I applied this methodology to mobile, cryptocurrencies, Web3, VR, and AI. I ended up being bearish about cryptocurrencies and Web3 and bullish about mobile, VR and AI. VR is having a fair amount of trouble taking off, but I think AI is not facing the same challenges. As such, I'm betting very strongly that it's going to be part of our future, and that means now is a good time to start understanding how it works and what people are saying about it and what might come next. I do this by putting my hands on the technology and running lots of different models locally and also experimenting with cloud models, as well as exploring what tools companies are building with these technologies. Simply reading doesn't quite do it for me.

I don't do this because I'm worried about being left behind, nearly as much as I want to be able to deploy these tools effectively in the future to solve problems. It's also fun!

1 comments

> As such, I'm betting very strongly that it's going to be part of our future, and that means now is a good time to start understanding how it works and what people are saying about it and what might come next.

Getting a feel for what LLM's can and can't do is also proving to be an interesting and fun exercise for me. I use them daily, but haven't committed a line of code written by one. I suspect that will always be the case, but nonetheless not using them would be a career limiting move.

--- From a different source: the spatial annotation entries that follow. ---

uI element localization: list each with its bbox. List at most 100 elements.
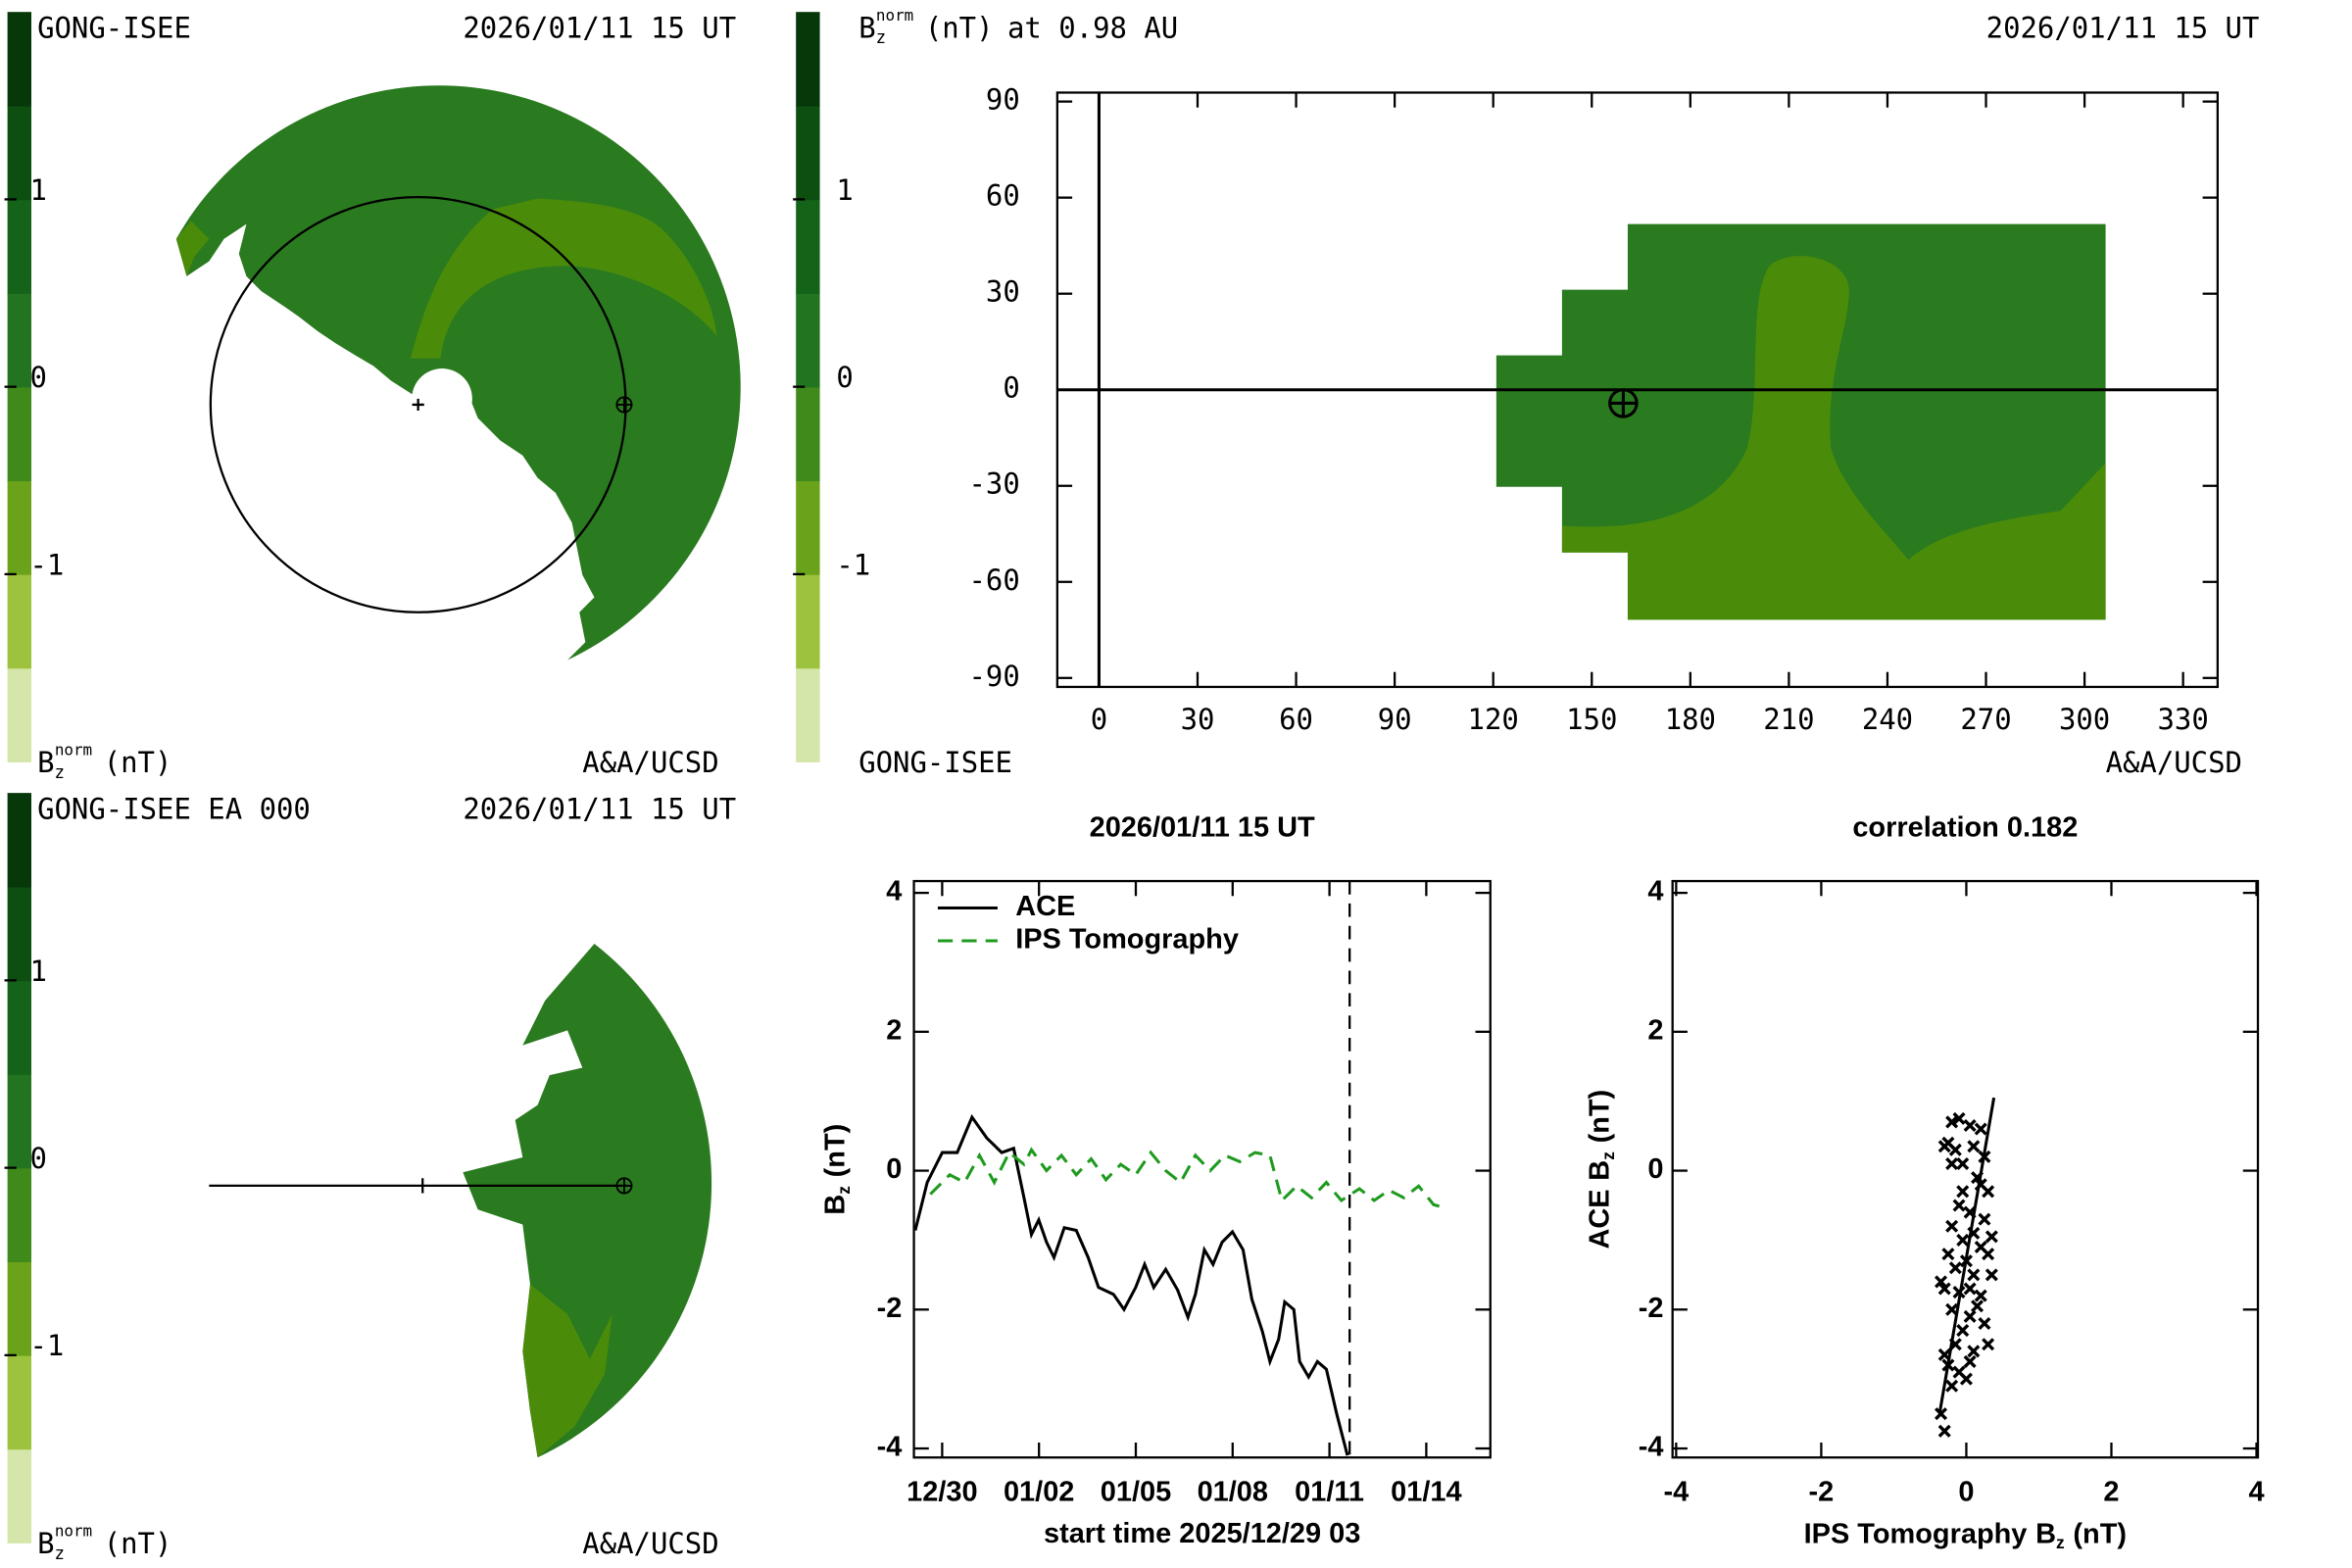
scatter-point — [1956, 1324, 1970, 1338]
superscript: norm — [55, 740, 92, 759]
colorbar-tick-label: -1 — [836, 548, 870, 581]
scatter-point — [1948, 1338, 1962, 1351]
superscript: norm — [55, 1521, 92, 1540]
scatter-point — [1967, 1226, 1981, 1240]
symbol: B — [37, 1527, 54, 1560]
region — [1561, 256, 2106, 620]
scatter-point — [1982, 1248, 1995, 1261]
map-title: GONG-ISEE EA 000 — [37, 792, 311, 825]
scatter-point — [1963, 1282, 1977, 1296]
x-tick-label: 120 — [1468, 703, 1519, 736]
colorbar-segment — [7, 980, 32, 1075]
scatter-point — [1978, 1212, 1991, 1226]
colorbar-segment — [7, 1261, 32, 1356]
sun-earth-line — [209, 1178, 627, 1194]
colorbar-tick-label: -1 — [29, 1329, 64, 1362]
symbol: B — [1584, 1160, 1615, 1181]
subscript: z — [834, 1186, 854, 1195]
scatter-point — [1945, 1302, 1959, 1316]
scatter-point — [1948, 1143, 1962, 1156]
scatter-point — [1959, 1372, 1973, 1386]
polar-map-bottom — [209, 944, 712, 1458]
chart-title: correlation 0.182 — [1852, 811, 2078, 843]
x-tick-label: 210 — [1763, 703, 1814, 736]
colorbar-segment — [796, 667, 820, 762]
scatter-point — [1974, 1289, 1987, 1302]
colorbar-label: Bz norm (nT) — [37, 740, 172, 783]
colorbar-segment — [796, 199, 820, 294]
colorbar-tick-label: 0 — [836, 361, 853, 394]
y-tick-label: 0 — [886, 1153, 902, 1185]
x-tick-label: 240 — [1862, 703, 1913, 736]
x-tick-label: 12/30 — [906, 1476, 977, 1507]
scatter-point — [1935, 1275, 1948, 1289]
y-tick-label: 60 — [986, 179, 1020, 213]
x-tick-label: 0 — [1958, 1476, 1974, 1507]
subscript: z — [55, 1544, 65, 1564]
colorbar-tick-label: 1 — [29, 955, 46, 988]
map-title: Bz norm (nT) at 0.98 AU — [858, 6, 1178, 49]
x-tick-label: 01/02 — [1004, 1476, 1074, 1507]
x-tick-label: 330 — [2158, 703, 2209, 736]
unit: (nT) — [104, 1527, 172, 1560]
scatter-point — [1952, 1111, 1966, 1125]
colorbar-segment — [7, 480, 32, 575]
scatter-point — [1974, 1178, 1987, 1192]
scatter-point — [1935, 1407, 1948, 1421]
scatter-point — [1963, 1309, 1977, 1323]
colorbar-segment — [796, 12, 820, 107]
y-tick-label: -90 — [968, 660, 1019, 693]
y-tick-label: -2 — [1639, 1293, 1664, 1324]
scatter-point — [1948, 1261, 1962, 1275]
map-date: 2026/01/11 15 UT — [1986, 11, 2260, 44]
scatter-point — [1963, 1354, 1977, 1368]
colorbar-segment — [7, 667, 32, 762]
scatter-point — [1937, 1348, 1951, 1361]
x-tick-label: 90 — [1378, 703, 1412, 736]
symbol: B — [37, 746, 54, 779]
scatter-point — [1978, 1316, 1991, 1330]
y-tick-label: 4 — [1647, 876, 1663, 907]
scatter-point — [1978, 1150, 1991, 1163]
polar-map-top — [175, 85, 741, 661]
unit: (nT) — [2073, 1518, 2127, 1549]
colorbar-tick-label: 1 — [836, 173, 853, 207]
scatter-point — [1937, 1424, 1951, 1438]
y-tick-label: 2 — [886, 1014, 902, 1046]
prefix: IPS Tomography — [1804, 1518, 2028, 1549]
x-tick-label: -2 — [1809, 1476, 1835, 1507]
scatter-point — [1941, 1248, 1955, 1261]
colorbar-segment — [796, 480, 820, 575]
y-tick-label: 90 — [986, 83, 1020, 117]
subscript: z — [2056, 1533, 2065, 1552]
region — [522, 1284, 612, 1458]
x-tick-label: 180 — [1665, 703, 1716, 736]
scatter-point — [1956, 1233, 1970, 1247]
colorbar-segment — [7, 886, 32, 982]
subscript: z — [876, 28, 886, 48]
map-source: GONG-ISEE — [858, 746, 1012, 779]
scatter-point — [1945, 1156, 1959, 1170]
x-tick-label: -4 — [1664, 1476, 1690, 1507]
scatter-point — [1952, 1286, 1966, 1299]
scatter-point — [1941, 1358, 1955, 1372]
x-tick-label: 01/08 — [1198, 1476, 1268, 1507]
x-tick-label: 30 — [1181, 703, 1215, 736]
x-axis-label: start time 2025/12/29 03 — [1044, 1518, 1360, 1549]
colorbar-label: Bz norm (nT) — [37, 1521, 172, 1564]
scatter-point — [1967, 1268, 1981, 1282]
colorbar-tick-label: -1 — [29, 548, 64, 581]
x-tick-label: 300 — [2059, 703, 2110, 736]
earth-cross — [616, 1178, 632, 1194]
map-credit: A&A/UCSD — [582, 1527, 718, 1560]
latlon-map — [1495, 223, 2106, 620]
rest: at 0.98 AU — [1007, 11, 1178, 44]
colorbar-tick-label: 0 — [29, 361, 46, 394]
x-tick-label: 150 — [1566, 703, 1617, 736]
y-tick-label: 2 — [1647, 1014, 1663, 1046]
unit: (nT) — [1584, 1090, 1615, 1144]
x-tick-label: 01/14 — [1391, 1476, 1461, 1507]
y-axis-label: ACE Bz (nT) — [1584, 1090, 1618, 1250]
plot-frame — [912, 879, 1492, 1459]
map-date: 2026/01/11 15 UT — [463, 792, 736, 825]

I suspect that's because an LLM is just a specialised AI that's not good for much beyond understanding the written language and regurgitating what they've seen before. (That almost sounds flippant, given how much in awe I am at both their language abilities and how much they remember.) There are lots of other AI's out there. They play chess and go, do protein folding, predict weather and I'm sure a plethora of other things I don't know about. They are all universally better at their respective tasks than humans (and that includes LLM's ability to process language.) I can't shake the feeling that one day, someone will create one that can do more than spit out code similar to what it's seen before.